Insgesamt leben etwa 1,1 Millionen Menschen auf der Insel, 855.000 davon im südlichen Teil. Die EU erkennt die Türkische Republik Nordzypern nicht an und betrachtet somit ganz Zypern als Teil des EU-Gebietes; faktisch ist jedoch nur der Südteil der Insel der Union beigetreten. Seit dem ersten Januar 2008 bezahlt man dort auch mit dem Euro, im nördlichen Teil gilt weiterhin die Türkische Lira, wobei auch der Euro als Währung vielerorts akzeptiert wird. Wie gesagt, „es ist kompliziert“.

Trends und Einblicke

Die Weltbank stuft Zypern als einkommensstarkes Land ein. Die zyprische Wirtschaft ist dabei jedoch stark vom Import abhängig, wichtigste einheimische Wirtschaftszweige sind die Landwirtschaft und der Tourismus. Außerdem ist Zypern mit etwa 50 Reedereien eines der größten Schiffsmanagementzentren der Welt. Im griechisch geprägten Teil haben sich wegen der günstigen Steuerbedingungen zudem zahlreiche Offshore-Firmen niedergelassen.

Vielleicht wegen der isolierten Lage der Insel ist der E-Commerce-Boom in Zypern etwas später angekommen als in vielen anderen europäischen Staaten. Laut dem Digitalindex DESI der Europäischen Union lag Zypern unter den EU-Ländern in Sachen Digitalisierung im Jahr 2020 auf dem 20. Platz, das Land mache aber stetige Fortschritte. So hatten im Jahr 2020 beispielsweise 93 Prozent der Haushalte in Zypern Zugang zum Internet – etwas mehr als im europäischen Durchschnitt. Mit Unterstützung der EU arbeitet die zyprische Regierung derzeit außerdem daran, die Geschwindigkeit der Internetverbindung zu verbessern. Bis Ende 2021 soll zu diesem Zweck ein neuer Breitbandplan für die nächsten fünf Jahre beschlossen werden, der etwa Glasfaserverbindungen nach Griechenland und zu mehreren Nicht-EU-Staaten vorsieht.

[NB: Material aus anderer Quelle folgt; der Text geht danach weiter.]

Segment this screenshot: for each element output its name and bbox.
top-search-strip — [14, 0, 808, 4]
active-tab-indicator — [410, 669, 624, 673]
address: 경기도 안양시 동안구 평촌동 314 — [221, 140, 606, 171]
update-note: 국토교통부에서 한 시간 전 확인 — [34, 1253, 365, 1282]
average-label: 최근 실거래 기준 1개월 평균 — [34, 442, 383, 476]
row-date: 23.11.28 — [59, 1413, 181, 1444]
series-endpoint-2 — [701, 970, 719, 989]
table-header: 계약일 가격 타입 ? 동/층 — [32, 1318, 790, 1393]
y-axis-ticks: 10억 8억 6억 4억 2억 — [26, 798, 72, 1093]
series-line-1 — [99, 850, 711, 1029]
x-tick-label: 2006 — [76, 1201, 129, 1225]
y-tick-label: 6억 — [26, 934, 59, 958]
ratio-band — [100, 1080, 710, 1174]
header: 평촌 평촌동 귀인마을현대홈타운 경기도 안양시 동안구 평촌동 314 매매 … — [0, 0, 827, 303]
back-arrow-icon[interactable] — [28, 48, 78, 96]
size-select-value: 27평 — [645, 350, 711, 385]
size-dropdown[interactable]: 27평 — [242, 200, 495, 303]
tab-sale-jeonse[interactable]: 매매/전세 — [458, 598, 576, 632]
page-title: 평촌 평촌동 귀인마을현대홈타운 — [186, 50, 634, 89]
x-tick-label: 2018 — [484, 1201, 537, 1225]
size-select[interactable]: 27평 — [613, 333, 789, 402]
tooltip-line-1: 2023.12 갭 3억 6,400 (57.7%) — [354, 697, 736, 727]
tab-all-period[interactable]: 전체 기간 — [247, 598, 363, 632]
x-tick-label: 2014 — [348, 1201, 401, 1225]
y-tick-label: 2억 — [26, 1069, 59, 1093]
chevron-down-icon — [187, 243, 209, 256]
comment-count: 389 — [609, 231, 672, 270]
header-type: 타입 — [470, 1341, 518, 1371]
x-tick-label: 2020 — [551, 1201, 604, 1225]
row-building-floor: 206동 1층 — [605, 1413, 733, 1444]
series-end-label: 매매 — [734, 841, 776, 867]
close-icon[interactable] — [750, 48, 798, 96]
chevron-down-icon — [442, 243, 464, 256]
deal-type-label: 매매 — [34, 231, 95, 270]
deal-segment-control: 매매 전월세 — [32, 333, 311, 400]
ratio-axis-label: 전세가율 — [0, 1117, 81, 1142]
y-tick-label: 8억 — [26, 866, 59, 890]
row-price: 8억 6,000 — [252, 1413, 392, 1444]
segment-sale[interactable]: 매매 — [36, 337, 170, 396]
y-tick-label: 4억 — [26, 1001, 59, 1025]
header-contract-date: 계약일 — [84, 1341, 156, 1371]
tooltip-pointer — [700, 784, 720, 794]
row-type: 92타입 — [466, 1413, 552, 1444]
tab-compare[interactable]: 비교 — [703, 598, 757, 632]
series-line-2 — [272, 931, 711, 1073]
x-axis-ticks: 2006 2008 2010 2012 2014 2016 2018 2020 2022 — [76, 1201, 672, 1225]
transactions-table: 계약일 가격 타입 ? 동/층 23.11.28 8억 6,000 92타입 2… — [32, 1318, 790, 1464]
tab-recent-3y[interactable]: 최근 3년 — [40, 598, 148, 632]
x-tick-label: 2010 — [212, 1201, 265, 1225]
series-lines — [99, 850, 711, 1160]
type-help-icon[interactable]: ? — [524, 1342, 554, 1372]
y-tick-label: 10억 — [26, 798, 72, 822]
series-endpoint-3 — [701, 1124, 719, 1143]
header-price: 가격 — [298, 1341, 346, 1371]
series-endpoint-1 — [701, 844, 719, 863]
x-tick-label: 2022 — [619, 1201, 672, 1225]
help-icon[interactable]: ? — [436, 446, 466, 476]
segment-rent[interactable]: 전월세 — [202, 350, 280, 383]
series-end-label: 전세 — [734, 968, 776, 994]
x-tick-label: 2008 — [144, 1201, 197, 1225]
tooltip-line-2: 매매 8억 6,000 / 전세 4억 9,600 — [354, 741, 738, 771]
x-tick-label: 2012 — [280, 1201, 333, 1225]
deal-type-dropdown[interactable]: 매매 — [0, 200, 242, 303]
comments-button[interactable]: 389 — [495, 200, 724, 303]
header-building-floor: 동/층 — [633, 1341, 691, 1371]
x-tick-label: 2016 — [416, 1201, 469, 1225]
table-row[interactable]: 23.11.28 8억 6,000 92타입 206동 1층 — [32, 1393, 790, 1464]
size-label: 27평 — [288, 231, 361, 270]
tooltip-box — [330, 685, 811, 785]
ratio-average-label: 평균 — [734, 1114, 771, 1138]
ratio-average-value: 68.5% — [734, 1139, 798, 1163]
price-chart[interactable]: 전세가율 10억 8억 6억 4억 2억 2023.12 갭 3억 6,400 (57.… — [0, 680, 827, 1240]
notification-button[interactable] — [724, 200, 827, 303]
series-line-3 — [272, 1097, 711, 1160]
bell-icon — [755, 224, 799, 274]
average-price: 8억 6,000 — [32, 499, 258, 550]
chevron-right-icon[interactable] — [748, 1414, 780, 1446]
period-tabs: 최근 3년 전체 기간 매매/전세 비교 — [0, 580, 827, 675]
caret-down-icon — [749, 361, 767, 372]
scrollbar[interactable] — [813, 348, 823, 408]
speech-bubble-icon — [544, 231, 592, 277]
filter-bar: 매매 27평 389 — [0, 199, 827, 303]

Über die Hälfte der Internetnutzer gab in einer Eurostat-Umfrage an, im Corona-Jahr 2020 im Internet eingekauft zu haben. 66 Prozent sagten, sie hätten dabei Waren einheimischer Anbieter erworben, während insgesamt 60 Prozent im EU-Ausland und 50 Prozent auch Waren aus Ländern außerhalb der Union bestellt hatten. Die beliebtesten Produktkategorien waren dabei laut Daten des zyprischen Statistikbüros Produkte aus den Bereichen Kleidung und Schuhe, gefolgt von Restaurant-Bestellungen und elektronischen Gerätschaften. Die beliebtesten Onlinehändler in Zypern sind laut einer Übersicht des E-Commerce-Dienstleisters Smartstore die Anbieter Amazon, eBay und BestBuyCyprus. Am liebsten bezahlen die Online-Kunden dabei per Kreditkarte.

Ein großes Thema für den Onlinehandel mit Zypern ist der Versand. Durch die Insellage sind Lieferungen aus dem Ausland teuer und Pakete, beispielsweise aus Deutschland, können schon einmal zwei bis vier Wochen unterwegs sein, bis sie in Zypern ankommen. Viele ausländische Anbieter bieten den Versand nach Zypern gar nicht erst an. Obendrein gelten für den Versand in den von der Türkei besetzten Nordteil der Insel gesonderte Vorschriften, etwa in Bezug auf eine Zollinhaltserklärung.

Sprache

Obwohl nur etwa 0,2 Prozent der Bevölkerung Türkisch als Muttersprache sprechen, sind sowohl Griechisch als auch Türkisch Amtssprachen in Zypern. 80 Prozent der Zyprioten sind griechische Muttersprachler. Der zypriotische Dialekt unterscheidet sich dabei in Aussprache und Wortschatz von der griechischen Hochsprache, die (für den E-Commerce entscheidende) Schriftsprache ist jedoch weitgehend identisch. Die drei wichtigsten Minderheitensprachen, die auf Zypern gesprochen werden, sind Armenisch, zypriotisches Arabisch und Kurbetcha, das von den Roma in den nördlichen Teilen des Landes gesprochen wird. Während der britischen Kolonialherrschaft war Englisch offizielle Landessprache – noch heute ist es auf vielen Schildern zu lesen und über 70 Prozent der Bevölkerung beherrschen die Sprache als Fremdsprache.

Fazit

Die niedrige Einwohnerzahl, die isolierte geographische Lage und der verwirrende politische Status der Region Nordzypern können auf ausländische E-Commerce-Anbieter abschreckend wirken. Dem gegenüber stehen jedoch die weite Verbreitung der englischen Sprache, die gemeinsame Schriftsprache mit Griechenland, die fortschreitende Digitalisierung und der Status als Mitgliedsland der EU. Bisher war Zypern außerdem für seine niedrigen Unternehmenssteuern bekannt – durch die Einführung der globalen Mindeststeuer könnte sich der Status der Insel als europäische Steueroase jedoch demnächst ändern.